Listed Articles

Masih Arena Pertarungan Unilever dan P&G

Oleh Admin
Masih Arena Pertarungan Unilever dan P&G

Namun, itu bukan satu-satunya iklan kreatif yang ditampilkan PT Unilever Indonesia, pemilik merek Sunsilk. Di televisi, belakangan kita bisa menyaksikan beberapa versi iklan Sunsilk yang tak kalah menarik.

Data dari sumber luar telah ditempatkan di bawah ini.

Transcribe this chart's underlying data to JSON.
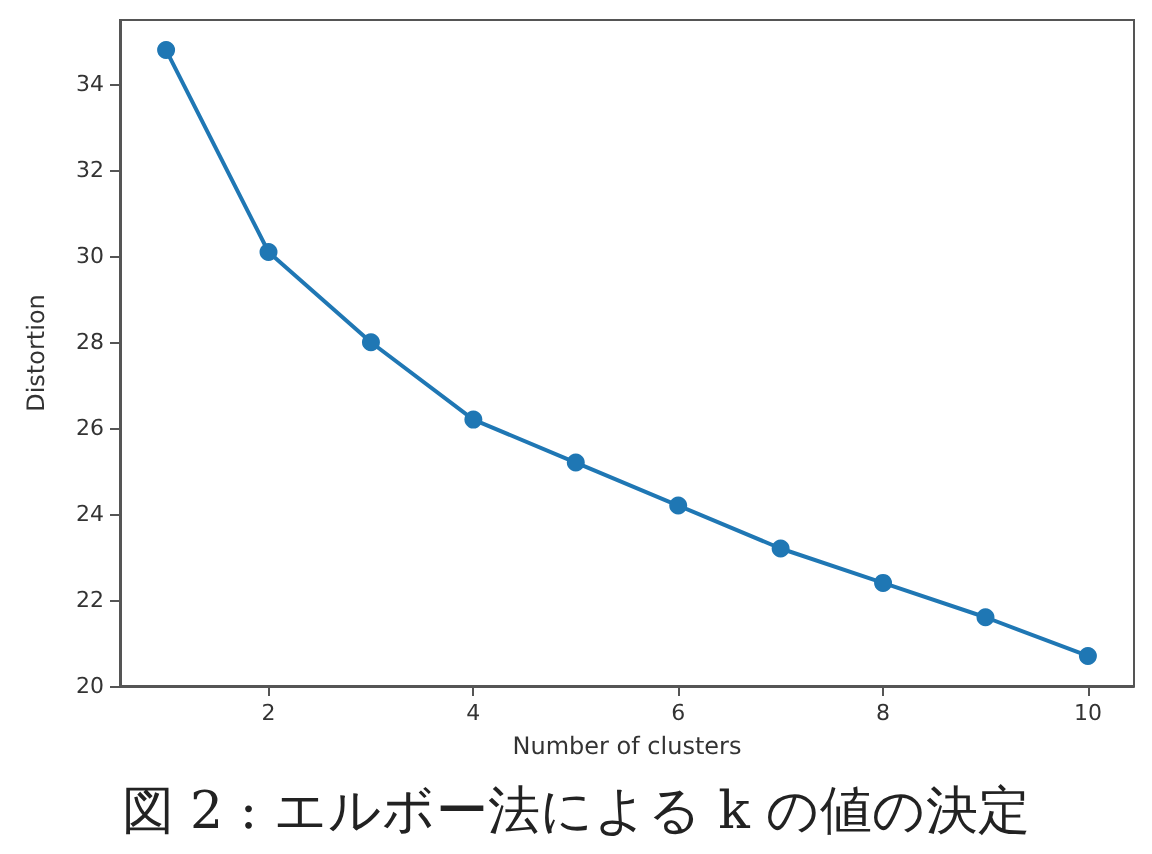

Toh, langkah Unilever memborbardir pemirsa dengan iklan Sunsilk, bisa dibilang tak percuma. Buktinya, ketika publik ditanyakan iklan sampo apa yang paling diingat, sebagian besar menjawab iklan sampo Sunsilk. Hasil survei MARS-SWA menunjukkan, di lima besar, angka TOM ad Sunsilk paling tinggi, yakni 37,4, baru disusul Clear (23,7), Pantene (19,0), Lifebuoy (6,9), dan Rejoice (4,7). Bukan itu saja. Ketika orang ditanyakan merek sampo apa yang paling diingat, sebagian besar juga menjawab Sunsilk. Dari hasil survei terbaru tadi, skor TOM brand Sunsilk sebesar 36,0, lagi-lagi disusul secara konsisten oleh Clear (23,4), Pantene (17,9), Lifebuoy (6,8) dan Rejoice (6,0).

Wajar jika Unilever cukup jorjoran mengampanyekan produk-produk samponya. Tidak cuma Sunsilk, tapi juga Clear, dan yang relatif baru Lifebuoy. Pasalnya, pasar sampo di Tanah Air yang diperkirakan bernilai sekitar Rp 500 miliar setahun, jelas sangat sayang untuk diabaikan. Apalagi, seperti kata Debora H. Sadrach, Direktur Perawatan Personal Unilever, sukses Sunsilk menjadi pemimpin pasar merupakan buah perjalanan panjang Unilever merintis pasar sampo sejak 1952. Debora berani mengklaim, kini Unilever menguasai sekitar 50% dari total pasar sampo di Indonesia, dengan Sunsilk memberikan kontribusi sekitar 60%.

Dari hasil survei tadi, Sunsilk tampil sebagai jawara di kategori produk sampo dengan mencatat nilai total brand value (BV) tertinggi, yakni 207,23, disusul berturut-turut oleh Clear (135,45), Pantene (112,51), Lifebuoy (40,11), dan Rejoice (35,34). Sunsilk mencatat keunggulan dalam beberapa kriteria, yakni TOM brand (skor 36,10), TOM ad (37,32) dan brand share (34,63). Namun dari segi satisfaction, Sunsilk mencatat skor 89,6, di bawah Clear, Pantene, dan Rejoice. Malah di kriteria gain index (GI), nilai Sunsilk paling rendah, yakni 13,8.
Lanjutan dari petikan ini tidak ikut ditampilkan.